Silicon
Compute begins here. So does the capex.
Chips for AI training and inference. The foundational layer where every model run starts. Designers (NVDA, AMD, AVGO) sit on top of foundries (TSM) and lithography (ASML) — capital-intensive, cyclically demand-driven, and the layer with the most concentrated economics in the entire stack.
Memory & Networking
Compute without bandwidth is silicon idling.
Memory bandwidth and rack-scale interconnect — the bottleneck after compute. A modern GPU sits idle without HBM memory bandwidth feeding it and high-speed networking connecting it into a cluster. Smaller market than silicon but increasingly strategic as model sizes outgrow single accelerators.
Cloud Infrastructure
Where chips become recurring revenue.
Hyperscalers that aggregate compute and rent it to everyone else. They buy chips by the tens of thousands, build datacenters in regions, and offer the picks-and-shovels for the rest of the market. The most profitable layer measured by gross margin, with deep moats from scale and customer lock-in.
Foundation Models & Tooling
Most of the IP. Few of the public pure-plays.
The model layer plus the picks-and-shovels around running them in production.
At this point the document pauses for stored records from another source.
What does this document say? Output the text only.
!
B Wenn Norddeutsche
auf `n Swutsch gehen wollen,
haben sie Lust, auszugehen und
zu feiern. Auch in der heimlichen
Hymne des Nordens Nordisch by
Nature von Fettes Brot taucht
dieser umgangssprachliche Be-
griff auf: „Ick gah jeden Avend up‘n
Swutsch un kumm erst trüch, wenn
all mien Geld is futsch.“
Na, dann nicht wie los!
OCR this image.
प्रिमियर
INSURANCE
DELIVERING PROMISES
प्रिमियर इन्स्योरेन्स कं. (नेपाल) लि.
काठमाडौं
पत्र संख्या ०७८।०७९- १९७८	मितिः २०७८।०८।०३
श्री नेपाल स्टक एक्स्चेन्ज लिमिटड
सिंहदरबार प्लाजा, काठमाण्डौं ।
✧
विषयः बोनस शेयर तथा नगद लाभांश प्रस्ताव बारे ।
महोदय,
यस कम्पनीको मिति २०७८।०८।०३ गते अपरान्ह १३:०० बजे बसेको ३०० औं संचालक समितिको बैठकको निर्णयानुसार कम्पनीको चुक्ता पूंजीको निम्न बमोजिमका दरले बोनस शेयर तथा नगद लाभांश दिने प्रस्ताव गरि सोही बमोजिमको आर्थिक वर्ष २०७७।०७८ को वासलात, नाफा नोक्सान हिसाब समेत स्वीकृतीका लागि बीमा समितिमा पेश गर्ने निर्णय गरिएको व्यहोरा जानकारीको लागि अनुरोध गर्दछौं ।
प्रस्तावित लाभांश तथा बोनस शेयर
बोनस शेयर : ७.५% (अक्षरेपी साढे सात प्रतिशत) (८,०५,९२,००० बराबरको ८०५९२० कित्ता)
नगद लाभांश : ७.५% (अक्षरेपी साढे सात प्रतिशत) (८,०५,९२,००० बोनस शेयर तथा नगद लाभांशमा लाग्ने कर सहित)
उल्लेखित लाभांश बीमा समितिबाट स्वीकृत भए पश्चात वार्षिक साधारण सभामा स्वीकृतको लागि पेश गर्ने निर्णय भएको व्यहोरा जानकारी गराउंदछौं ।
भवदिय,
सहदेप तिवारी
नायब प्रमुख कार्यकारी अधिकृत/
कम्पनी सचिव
Most pure-play foundation model companies (OpenAI, Anthropic) are private — public exposure comes via their cloud parents (MSFT, GOOG, AMZN). Tooling for observability, vector search, and orchestration is where the public market plays directly.
AI-native & Vertical Adopters
Where chip dollars finally become customer dollars.
Companies whose product is AI, or who derive durable advantage from deploying AI in their existing business. The most diverse layer — from pure AI-software (PLTR's AIP) to AI-as-feature companies (CRWD applying ML to security, NOW embedding AI in IT workflows). Where margins from chips, cloud, and models eventually meet the end-customer.
Power & Cooling
AI's electricity bill. The grid is the next chokepoint.
The layer most analysts skip but where the next bottleneck of 2026-2028 actually sits. Datacenter power demand is doubling, the grid is constrained, and cooling has moved from a side-business to mission-critical. Independent power producers (CEG), utilities (NEE), and electrical/cooling infrastructure (ETN, VRT) capture the spend that flows through every other layer.